На первую ступеньку лестницы ногу поставил уже, когда в пяти метрах от меня приоткрылась дверь женского туалета, выпустила полнеющую крашенную блондинку лет сорока — сорока пяти в длинном синем платье, искрящемся в свете люстр. Женщина взглянула на меня и вдруг вздрогнула, отшатнулась, будто привидение увидела. Будто хотела назад в туалет убежать и дверь за собой захлопнуть. Но не убежала, замерла на месте…
С Ириной у нас всё случилось быстро и как бы само собой. Зато со Светланой правильно происходило, с чувством, с толком, с расстановкой. Даже познакомились мы с ней красиво, как в кино.
В общежитие нашей физкультурной «бурсы» селили только иногородних, мне место в нём, ясное дело, не полагалось. Но это ничуть не мешало едва не каждый день засиживаться там у друзей допоздна. Большей частью в техникуме учился молодняк, поступивший в «бурсу» после восьмилетки. Мы, армейцы, свысока поглядывали на доморощенных «дедов», которым только предстояло стать «салагами», держались осторонь крепкой компанией, не важно, кто на каком курсе. Ну а если в одной группе учишься, то тут и сам бог велел сдружиться. Вот и в тот октябрьский вечер я засиделся в комнате у Димы Боброва допоздна. Опомнился, когда стрелки стоявшего на подоконнике будильника перевали за десять. Это ж мама волноваться начинает! За меня, здорового спортивного лба волноваться, — смешно! С другой стороны — это же мама.
Я выбрался из-за стола, за которым мы чаёвничали.
— Пошёл я, пока троллейбусы ходят, — сообщил. — До завтра, мужики.
— Я провожу, — тут же подхватился Димыч.
Кратчайший путь от общаги до остановки шёл через парк, за окном — ночь, хоть глаза выколи, даже луна не светит, потому как новолуние. Но провожать — меня? Обидно как-то.
— Что я тебе, девушка? — скривился я. — Дорогу знаю, сам дойду.
— Да я прогуляюсь заодно. Воздухом свежим подышу перед сном.
На это возразить было нечего, и мы вышли из общаги вдвоём.
Деньки стояли тёплые — «бабье лето», но октябрь есть октябрь, к ночи начинало холодать. Так что не зря я маму послушал, пиджак надел, когда утром уходил на занятия. Сейчас он оказался весьма кстати.
В дальней части парка на танцплощадке играла музыка, ярко горели фонари, там было многолюдно и, видимо, весело, но мы пошли в другую сторону, узкими и тёмными боковыми аллейками. Из товарища моего танцор тот ещё, я тоже к этим делам равнодушен, так что подобные мероприятия мы игнорировали. Это сегодня воскресенье, а завтра к восьми на пары, и мне ещё домой доехать надо. Димыч затеялся рассказывать о своей новой спортивной диете, — любитель он этого дела. Потом как-то странно запыхтел, замолчал на середине фразы. Признался:
— Зря отлить не зашёл перед выходом, чай наружу просится. Чувствую, не донесу обратно.

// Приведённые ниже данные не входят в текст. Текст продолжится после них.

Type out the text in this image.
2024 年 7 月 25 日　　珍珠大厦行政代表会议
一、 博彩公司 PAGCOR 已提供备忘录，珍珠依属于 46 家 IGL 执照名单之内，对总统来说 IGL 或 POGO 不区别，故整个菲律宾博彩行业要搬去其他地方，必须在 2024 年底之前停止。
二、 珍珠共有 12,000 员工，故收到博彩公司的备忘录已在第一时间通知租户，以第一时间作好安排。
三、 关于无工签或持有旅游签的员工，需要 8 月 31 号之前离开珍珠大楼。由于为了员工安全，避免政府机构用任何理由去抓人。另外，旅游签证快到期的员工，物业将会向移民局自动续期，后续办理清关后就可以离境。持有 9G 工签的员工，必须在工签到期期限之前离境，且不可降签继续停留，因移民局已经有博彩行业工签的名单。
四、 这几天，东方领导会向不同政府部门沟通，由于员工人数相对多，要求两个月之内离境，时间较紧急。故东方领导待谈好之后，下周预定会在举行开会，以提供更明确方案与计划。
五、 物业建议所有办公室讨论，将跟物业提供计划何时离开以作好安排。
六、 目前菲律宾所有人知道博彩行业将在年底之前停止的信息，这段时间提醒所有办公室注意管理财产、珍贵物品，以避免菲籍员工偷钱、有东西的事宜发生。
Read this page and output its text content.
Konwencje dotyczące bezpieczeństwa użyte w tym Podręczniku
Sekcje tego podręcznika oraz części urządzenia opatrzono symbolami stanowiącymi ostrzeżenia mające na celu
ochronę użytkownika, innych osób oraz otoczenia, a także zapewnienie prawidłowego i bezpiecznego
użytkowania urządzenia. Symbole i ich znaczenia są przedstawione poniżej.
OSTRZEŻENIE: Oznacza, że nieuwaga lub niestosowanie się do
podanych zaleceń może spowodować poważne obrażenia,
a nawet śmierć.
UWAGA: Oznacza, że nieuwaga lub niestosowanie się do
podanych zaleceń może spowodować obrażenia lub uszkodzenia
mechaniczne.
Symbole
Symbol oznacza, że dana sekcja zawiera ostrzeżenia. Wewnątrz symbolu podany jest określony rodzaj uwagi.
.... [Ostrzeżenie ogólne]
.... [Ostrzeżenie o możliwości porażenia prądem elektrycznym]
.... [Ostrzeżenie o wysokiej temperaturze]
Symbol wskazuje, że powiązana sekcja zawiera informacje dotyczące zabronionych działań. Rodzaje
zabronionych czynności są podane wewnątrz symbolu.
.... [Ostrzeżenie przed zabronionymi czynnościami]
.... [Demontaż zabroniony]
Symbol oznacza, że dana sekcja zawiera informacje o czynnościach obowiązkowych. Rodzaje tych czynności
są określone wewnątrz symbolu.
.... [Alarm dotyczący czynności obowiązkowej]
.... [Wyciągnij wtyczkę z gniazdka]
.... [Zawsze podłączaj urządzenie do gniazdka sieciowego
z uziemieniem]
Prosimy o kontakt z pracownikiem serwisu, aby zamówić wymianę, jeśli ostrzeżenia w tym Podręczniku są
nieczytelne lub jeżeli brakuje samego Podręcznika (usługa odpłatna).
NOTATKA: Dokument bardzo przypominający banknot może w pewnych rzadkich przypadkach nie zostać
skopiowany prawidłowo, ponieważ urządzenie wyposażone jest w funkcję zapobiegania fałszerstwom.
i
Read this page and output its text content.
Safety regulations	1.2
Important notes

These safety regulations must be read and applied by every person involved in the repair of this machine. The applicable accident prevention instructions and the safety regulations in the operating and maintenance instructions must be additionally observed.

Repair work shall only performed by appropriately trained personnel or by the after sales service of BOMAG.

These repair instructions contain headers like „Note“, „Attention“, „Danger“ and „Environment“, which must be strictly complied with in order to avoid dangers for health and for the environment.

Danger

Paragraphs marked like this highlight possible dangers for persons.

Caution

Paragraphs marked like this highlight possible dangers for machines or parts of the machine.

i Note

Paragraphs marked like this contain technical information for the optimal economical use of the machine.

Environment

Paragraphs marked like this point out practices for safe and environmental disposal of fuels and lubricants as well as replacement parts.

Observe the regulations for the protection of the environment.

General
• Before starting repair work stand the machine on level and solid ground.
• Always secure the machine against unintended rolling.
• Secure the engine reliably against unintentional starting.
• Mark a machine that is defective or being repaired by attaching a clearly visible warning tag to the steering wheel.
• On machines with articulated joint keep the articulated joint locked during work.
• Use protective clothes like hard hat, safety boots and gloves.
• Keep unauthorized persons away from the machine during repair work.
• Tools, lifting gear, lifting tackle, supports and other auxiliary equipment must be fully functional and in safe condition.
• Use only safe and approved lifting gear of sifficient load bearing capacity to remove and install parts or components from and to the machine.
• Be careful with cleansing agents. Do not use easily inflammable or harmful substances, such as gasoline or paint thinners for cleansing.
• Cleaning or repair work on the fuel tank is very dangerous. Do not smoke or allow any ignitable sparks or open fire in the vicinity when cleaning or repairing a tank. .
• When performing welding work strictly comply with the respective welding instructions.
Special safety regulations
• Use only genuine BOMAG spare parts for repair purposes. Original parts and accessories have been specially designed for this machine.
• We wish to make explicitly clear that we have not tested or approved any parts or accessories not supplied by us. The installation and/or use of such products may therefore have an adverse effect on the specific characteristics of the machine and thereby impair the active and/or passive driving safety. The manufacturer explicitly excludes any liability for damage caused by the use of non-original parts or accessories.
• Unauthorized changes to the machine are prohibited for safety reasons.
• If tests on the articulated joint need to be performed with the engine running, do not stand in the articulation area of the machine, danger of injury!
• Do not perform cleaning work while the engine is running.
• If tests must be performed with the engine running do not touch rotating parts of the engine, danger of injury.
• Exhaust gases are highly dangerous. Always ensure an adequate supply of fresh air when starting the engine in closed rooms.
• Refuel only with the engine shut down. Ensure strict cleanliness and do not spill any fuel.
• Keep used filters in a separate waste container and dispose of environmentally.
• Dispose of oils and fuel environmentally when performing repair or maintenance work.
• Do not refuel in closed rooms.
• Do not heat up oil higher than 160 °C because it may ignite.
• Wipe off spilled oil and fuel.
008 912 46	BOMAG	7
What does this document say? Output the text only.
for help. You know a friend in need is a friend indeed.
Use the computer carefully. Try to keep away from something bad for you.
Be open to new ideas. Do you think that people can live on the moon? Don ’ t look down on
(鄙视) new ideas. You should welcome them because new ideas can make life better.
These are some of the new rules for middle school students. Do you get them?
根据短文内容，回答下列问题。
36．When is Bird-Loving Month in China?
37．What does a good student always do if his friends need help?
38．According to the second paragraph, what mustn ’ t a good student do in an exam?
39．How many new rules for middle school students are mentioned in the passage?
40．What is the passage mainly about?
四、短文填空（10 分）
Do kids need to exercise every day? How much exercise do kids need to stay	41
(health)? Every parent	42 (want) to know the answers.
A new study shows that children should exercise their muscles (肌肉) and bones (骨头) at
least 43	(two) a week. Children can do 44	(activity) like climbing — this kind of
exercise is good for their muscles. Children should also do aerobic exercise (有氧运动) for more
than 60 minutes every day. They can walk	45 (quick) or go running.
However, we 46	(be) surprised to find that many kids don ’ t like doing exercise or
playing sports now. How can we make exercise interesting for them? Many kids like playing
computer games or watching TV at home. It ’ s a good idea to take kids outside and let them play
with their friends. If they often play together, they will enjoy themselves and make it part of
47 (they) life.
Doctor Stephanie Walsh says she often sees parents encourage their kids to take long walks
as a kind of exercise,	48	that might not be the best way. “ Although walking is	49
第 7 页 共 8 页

— Тут сортир недалеко, — подбодрил я его.
— Пф! Я в ту вонючку не пойду, лучше в кусты. А ты как? Не жмёт?
— Не, терпимо пока.
— Ну, я по-быстрому, подожди.
Он засеменил к тёмной громаде зарослей сирени неподалёку от дорожки, я остался ждать. Вернее, медленно пошёл дальше, — догонит! — прикидывая, у кого из девчонок завтра списать домашку по педагогике. И вдруг услышал:
— Девушки, ну чё так сразу убегать? Танцы ещё не закончились.
— Во-во! Мы с вами познакомиться хотим. Вы из какой «бурсы»?
К нашей дорожке слева примыкала ещё одна, такая же узенькая и тёмная. Она вела к тому самому сортиру, о котором я напомнил Димычу, и дальше — к цивилизованной части парка и танцплощадке. Сейчас оттуда быстро шли шестеро — две девушки и прямо по пятам за ними четверо парней. Не парни даже, так, пацанва малолетняя.
— Эй, девки, чё молчите? Не уважаете? Нас на раёне все уважают!
Одна из девчонок, — выше среднего роста, стройная, кирпично-рыжие волосы стянуты в два задорных хвостика, — обернулась, попросила вежливо:
— Ребята, отстаньте от нас! Пожалуйста!
Рыжую я знал — Натаха с параллельной группы. Вторая, невысокая пышненькая блондинка, была мне незнакома.
Вежливость шпана не оценила.
— Чё ты ломаешься? Целку из себя строишь? — последовало в ответ. — А ну стой!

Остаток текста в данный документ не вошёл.